The plaintiff, a resident of the state of New Hampshire, brings this bill in chancery, praying for an injunction, restraining the collection of. alleged unlawful taxes assessed by the defendant municipalities upon five hundred shares, owned by her, of the Peoples National Bank, an association organized under the National Banking Act and located at Brattleboro. A temporary injunction was granted. The case was heard on demurrer to the bill. The demurrer was overruled pro forma, bill adjudged sufficient and taken as confessed, decree rendered for the plaintiff that the taxes set forth in the bill are illegal and void, and that the temporary, injunction be made permanent, with costs to the plaintiff.
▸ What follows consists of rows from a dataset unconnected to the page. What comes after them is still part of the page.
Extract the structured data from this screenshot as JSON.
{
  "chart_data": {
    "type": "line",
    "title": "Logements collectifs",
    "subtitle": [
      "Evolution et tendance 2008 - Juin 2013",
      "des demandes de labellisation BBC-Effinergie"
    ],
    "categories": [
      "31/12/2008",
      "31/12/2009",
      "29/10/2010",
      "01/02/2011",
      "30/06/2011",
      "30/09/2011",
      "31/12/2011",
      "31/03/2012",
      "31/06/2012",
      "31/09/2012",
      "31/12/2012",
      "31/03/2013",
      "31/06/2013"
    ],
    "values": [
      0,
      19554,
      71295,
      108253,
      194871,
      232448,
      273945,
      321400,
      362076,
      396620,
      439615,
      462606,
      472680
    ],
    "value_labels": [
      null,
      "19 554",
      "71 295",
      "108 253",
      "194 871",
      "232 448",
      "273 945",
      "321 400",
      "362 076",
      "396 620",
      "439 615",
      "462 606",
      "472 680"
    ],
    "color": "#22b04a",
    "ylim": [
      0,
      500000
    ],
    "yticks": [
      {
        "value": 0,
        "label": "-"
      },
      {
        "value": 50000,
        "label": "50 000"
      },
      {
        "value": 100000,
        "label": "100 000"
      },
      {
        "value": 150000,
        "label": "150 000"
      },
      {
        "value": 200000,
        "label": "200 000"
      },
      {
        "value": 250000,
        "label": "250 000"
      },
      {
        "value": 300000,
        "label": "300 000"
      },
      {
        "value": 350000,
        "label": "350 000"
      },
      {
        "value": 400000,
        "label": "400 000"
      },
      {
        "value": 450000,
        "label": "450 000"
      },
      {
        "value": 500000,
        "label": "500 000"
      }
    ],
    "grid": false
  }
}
On defendants’ appeal the case is brought to this Court.

It is claimed by the plaintiff that, on the allegations of the bill, the taxes assessed on her said shares, by the several defendant municipalities, are in violation of the provisions of section *5055219 of the Revised Statutes of the United States (U. S. Comp.' St. § 9784) — which section was materially amended on March 4, 1923 — in that the taxation was at a greater rate than was assessed upon other moneyed capital in the hands of individual citizens of this State; and consequently the decree should be affirmed, including the permanent injunction.
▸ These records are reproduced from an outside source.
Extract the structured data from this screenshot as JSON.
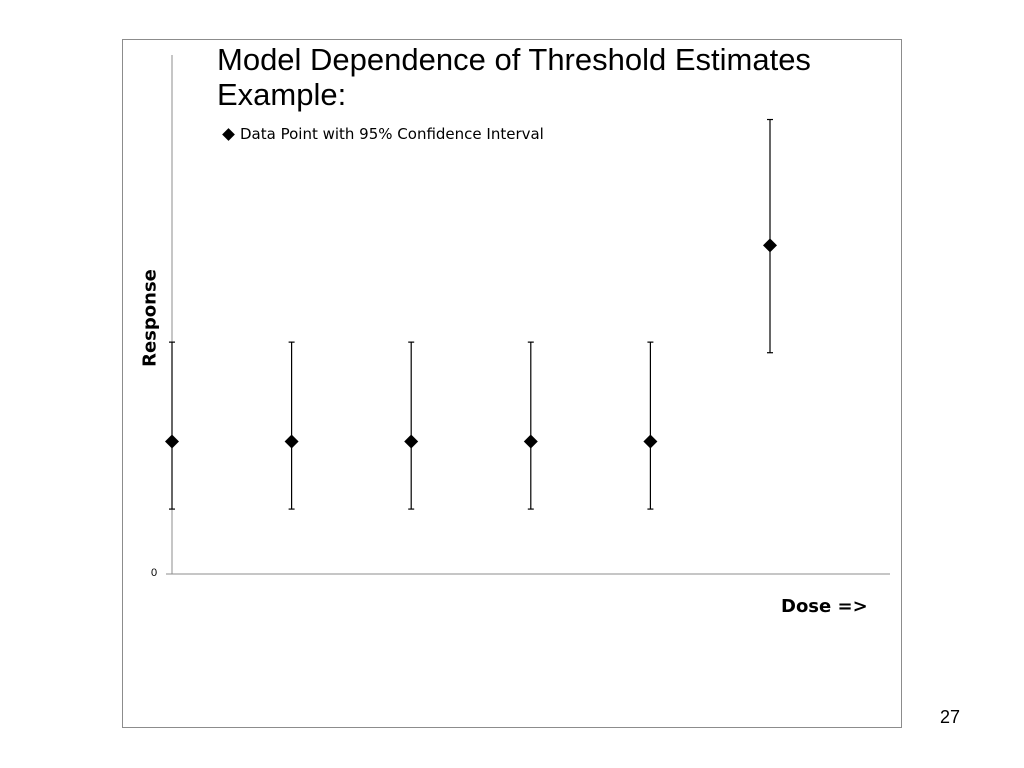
{
  "slide": {
    "page_number": "27"
  },
  "chart_data": {
    "type": "scatter",
    "title": "Model Dependence of Threshold Estimates",
    "subtitle": "Example:",
    "xlabel": "Dose =>",
    "ylabel": "Response",
    "y_ticks": [
      "0"
    ],
    "legend": {
      "label": "Data Point with 95% Confidence Interval",
      "position": "top-left"
    },
    "grid": false,
    "series": [
      {
        "name": "Data Point with 95% Confidence Interval",
        "x": [
          1,
          2,
          3,
          4,
          5,
          6
        ],
        "y": [
          1.0,
          1.0,
          1.0,
          1.0,
          1.0,
          2.48
        ],
        "ci_low": [
          0.49,
          0.49,
          0.49,
          0.49,
          0.49,
          1.67
        ],
        "ci_high": [
          1.75,
          1.75,
          1.75,
          1.75,
          1.75,
          3.43
        ]
      }
    ],
    "colors": {
      "marker": "#000000",
      "axis": "#8c8c8c",
      "errorbar": "#000000"
    }
  }
}
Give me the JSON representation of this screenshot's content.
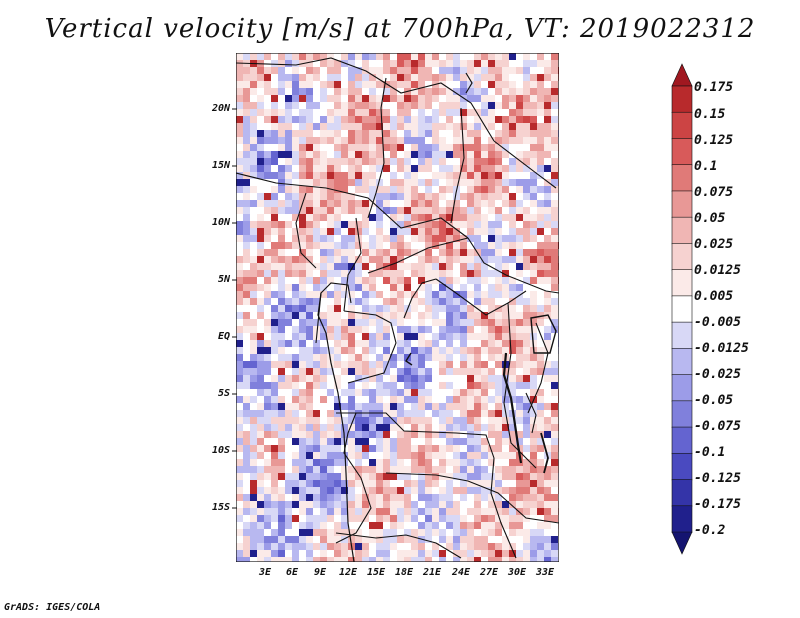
{
  "title": "Vertical velocity [m/s] at 700hPa, VT: 2019022312",
  "credit": "GrADS: IGES/COLA",
  "map": {
    "variable": "Vertical velocity",
    "units": "m/s",
    "level": "700hPa",
    "valid_time": "2019022312",
    "lat_ticks": [
      "20N",
      "15N",
      "10N",
      "5N",
      "EQ",
      "5S",
      "10S",
      "15S"
    ],
    "lon_ticks": [
      "3E",
      "6E",
      "9E",
      "12E",
      "15E",
      "18E",
      "21E",
      "24E",
      "27E",
      "30E",
      "33E"
    ]
  },
  "colorbar": {
    "labels": [
      "0.175",
      "0.15",
      "0.125",
      "0.1",
      "0.075",
      "0.05",
      "0.025",
      "0.0125",
      "0.005",
      "-0.005",
      "-0.0125",
      "-0.025",
      "-0.05",
      "-0.075",
      "-0.1",
      "-0.125",
      "-0.175",
      "-0.2"
    ],
    "colors": [
      "#a01820",
      "#b82a2c",
      "#cc4444",
      "#d85a5a",
      "#e07a78",
      "#e89896",
      "#f0b6b4",
      "#f6d2d0",
      "#fbeae8",
      "#ffffff",
      "#d8d8f6",
      "#b8b8f0",
      "#9c9ce8",
      "#8080dc",
      "#6464d0",
      "#4a4ac0",
      "#3434a8",
      "#20208c",
      "#141470"
    ]
  }
}
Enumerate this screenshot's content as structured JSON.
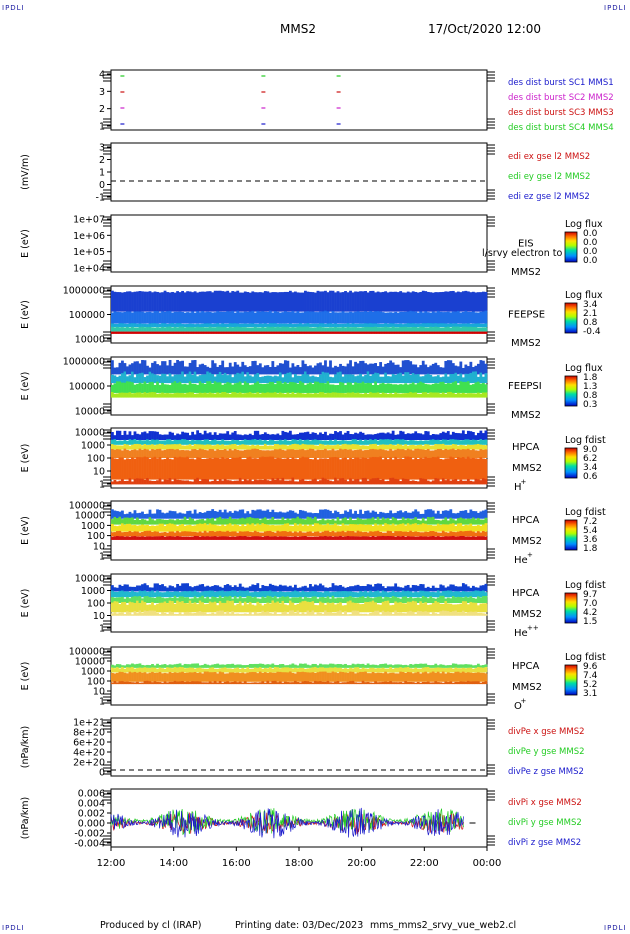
{
  "header": {
    "corner_label": "IPDLI",
    "spacecraft": "MMS2",
    "datetime": "17/Oct/2020 12:00"
  },
  "footer": {
    "produced_by": "Produced by cl (IRAP)",
    "printing_date": "Printing date: 03/Dec/2023",
    "filename": "mms_mms2_srvy_vue_web2.cl"
  },
  "colors": {
    "mms1": "#1a1acc",
    "mms2": "#cc22cc",
    "mms3": "#cc1111",
    "mms4": "#22cc22",
    "x": "#cc1111",
    "y": "#22cc22",
    "z": "#1a1acc"
  },
  "chart_data": [
    {
      "type": "scatter",
      "panel": "burst",
      "ylim": [
        0.5,
        4.5
      ],
      "yticks": [
        "1",
        "2",
        "3",
        "4"
      ],
      "legend": [
        {
          "label": "des dist burst SC1 MMS1",
          "color": "#1a1acc"
        },
        {
          "label": "des dist burst SC2 MMS2",
          "color": "#cc22cc"
        },
        {
          "label": "des dist burst SC3 MMS3",
          "color": "#cc1111"
        },
        {
          "label": "des dist burst SC4 MMS4",
          "color": "#22cc22"
        }
      ],
      "marks_hours": [
        12.3,
        16.8,
        19.2
      ]
    },
    {
      "type": "line",
      "panel": "edi",
      "ylabel": "(mV/m)",
      "yticks": [
        "-1",
        "0",
        "1",
        "2",
        "3"
      ],
      "legend": [
        {
          "label": "edi ex gse l2 MMS2",
          "color": "#cc1111"
        },
        {
          "label": "edi ey gse l2 MMS2",
          "color": "#22cc22"
        },
        {
          "label": "edi ez gse l2 MMS2",
          "color": "#1a1acc"
        }
      ]
    },
    {
      "type": "heatmap",
      "panel": "eis",
      "ylabel": "E (eV)",
      "yticks": [
        "1e+04",
        "1e+05",
        "1e+06",
        "1e+07"
      ],
      "labels": [
        "EIS",
        "MMS2"
      ],
      "overlay_text": "l/srvy electron to",
      "colorbar": {
        "title": "Log flux",
        "ticks": [
          "0.0",
          "0.0",
          "0.0",
          "0.0"
        ]
      }
    },
    {
      "type": "heatmap",
      "panel": "feepse",
      "ylabel": "E (eV)",
      "yticks": [
        "10000",
        "100000",
        "1000000"
      ],
      "labels": [
        "FEEPSE",
        "MMS2"
      ],
      "colorbar": {
        "title": "Log flux",
        "ticks": [
          "3.4",
          "2.1",
          "0.8",
          "-0.4"
        ]
      }
    },
    {
      "type": "heatmap",
      "panel": "feepsi",
      "ylabel": "E (eV)",
      "yticks": [
        "10000",
        "100000",
        "1000000"
      ],
      "labels": [
        "FEEPSI",
        "MMS2"
      ],
      "colorbar": {
        "title": "Log flux",
        "ticks": [
          "1.8",
          "1.3",
          "0.8",
          "0.3"
        ]
      }
    },
    {
      "type": "heatmap",
      "panel": "hpca-h",
      "ylabel": "E (eV)",
      "yticks": [
        "1",
        "10",
        "100",
        "1000",
        "10000"
      ],
      "labels": [
        "HPCA",
        "MMS2",
        "H",
        "+"
      ],
      "colorbar": {
        "title": "Log fdist",
        "ticks": [
          "9.0",
          "6.2",
          "3.4",
          "0.6"
        ]
      }
    },
    {
      "type": "heatmap",
      "panel": "hpca-he",
      "ylabel": "E (eV)",
      "yticks": [
        "1",
        "10",
        "100",
        "1000",
        "10000",
        "100000"
      ],
      "labels": [
        "HPCA",
        "MMS2",
        "He",
        "+"
      ],
      "colorbar": {
        "title": "Log fdist",
        "ticks": [
          "7.2",
          "5.4",
          "3.6",
          "1.8"
        ]
      }
    },
    {
      "type": "heatmap",
      "panel": "hpca-hepp",
      "ylabel": "E (eV)",
      "yticks": [
        "1",
        "10",
        "100",
        "1000",
        "10000"
      ],
      "labels": [
        "HPCA",
        "MMS2",
        "He",
        "++"
      ],
      "colorbar": {
        "title": "Log fdist",
        "ticks": [
          "9.7",
          "7.0",
          "4.2",
          "1.5"
        ]
      }
    },
    {
      "type": "heatmap",
      "panel": "hpca-o",
      "ylabel": "E (eV)",
      "yticks": [
        "1",
        "10",
        "100",
        "1000",
        "10000",
        "100000"
      ],
      "labels": [
        "HPCA",
        "MMS2",
        "O",
        "+"
      ],
      "colorbar": {
        "title": "Log fdist",
        "ticks": [
          "9.6",
          "7.4",
          "5.2",
          "3.1"
        ]
      }
    },
    {
      "type": "line",
      "panel": "divpe",
      "ylabel": "(nPa/km)",
      "yticks": [
        "0",
        "2e+20",
        "4e+20",
        "6e+20",
        "8e+20",
        "1e+21"
      ],
      "legend": [
        {
          "label": "divPe x gse MMS2",
          "color": "#cc1111"
        },
        {
          "label": "divPe y gse MMS2",
          "color": "#22cc22"
        },
        {
          "label": "divPe z gse MMS2",
          "color": "#1a1acc"
        }
      ]
    },
    {
      "type": "line",
      "panel": "divpi",
      "ylabel": "(nPa/km)",
      "ylim": [
        -0.005,
        0.007
      ],
      "yticks": [
        "-0.004",
        "-0.002",
        "0.000",
        "0.002",
        "0.004",
        "0.006"
      ],
      "legend": [
        {
          "label": "divPi x gse MMS2",
          "color": "#cc1111"
        },
        {
          "label": "divPi y gse MMS2",
          "color": "#22cc22"
        },
        {
          "label": "divPi z gse MMS2",
          "color": "#1a1acc"
        }
      ],
      "x": [
        "12:00",
        "14:00",
        "16:00",
        "18:00",
        "20:00",
        "22:00",
        "00:00"
      ]
    }
  ]
}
Yet, by reason of a stipulation, signed by all the parties to the suit, and filed of record, in force when the decree below was rendered, the decree is in fact not to be given effect or acted upon by the parties as an adjudication of the subject-matters' ostensibly involved; for it is agreed, among other things, that in consideration of paragraph 1, — which provides that defendants will demur to the’bill, that the decree shall be for plaintiff, overruling the demurrer, that the bill shall be taken as confessed, and decree passed for plaintiff, making the temporary injunction permanent, that by appeal defendants shall take the case to this Court, where the decision shall be final, and no other proceedings had in the cause, — the plaintiff agrees to pay to the defendants, severally, one-half the amount of the taxes so assessed by them, and in case the decision is against the plaintiff, the several defendants agree to abate to her the remaining fractional part thereof. So it is that whatever may be the decision of this Court as to affirmance or disaffirmance of the decree passed below, the parties, prior to such decree, stipulated an adjustment of the taxes set forth in the bill, on the basis of equal division; and it is to effect a formal termination of all such taxes in case of the latter contingency, that the one-half in excess of the part paid are to be abated in carrying out the adjustment.

Thus it is seen that when the stipulation was entered into, the real and substantial controversy between the parties as to their rights touching the taxes mentioned, ceased to exist, and there was no longer any snbjeet-matter on which the judgment 'of this Court could, or was expected, to operate. And by reason of this, only a moot case is before the Court, in which merely a colorable dispute is presented. In California v. San Pablo & T. R. R. Co., 149 U. S. 309, 37 L. ed. 747, 13 Sup. Ct. 878, the Supreme Court of the United States, speaking through Mr. Justice G-ray, said: ‘ ‘ The duty of this court, as of every judicial tribunal, is limited to determining rights of persons or of property, which are actually controverted in the particular case be-*506'fore it. When, in determining such rights, it becomes necessary to give an opinion upon a question of law, that opinion may have weight as a precedent for future decisions. But the court is not empowered to decide moot questions or abstract propositions, or to declare, for the government of future cases, principles or rules of law which cannot affect the result as to the thing in issue in the case before it. No stipulation of parties or counsel, whether in the case before the court or in any other case, can enlarge the power, or affect the duty, of the court in this regard.” The same doctrine has been applied by this Court in several cases, the last of which is In re Reynold’s Estate, 89 Vt. 224, 95 Atl. 498, citing previous instances. It is there said that when the court below has passed upon such a question, this Court will not consider it in review; nor will this Court pass upon suppositional questions by reason of suggestions of convenience or expediency, even though submitted by agreement; nor when the question is prematurely raised.

Appeal dismissed and cause remanded without costs to either party in this Court.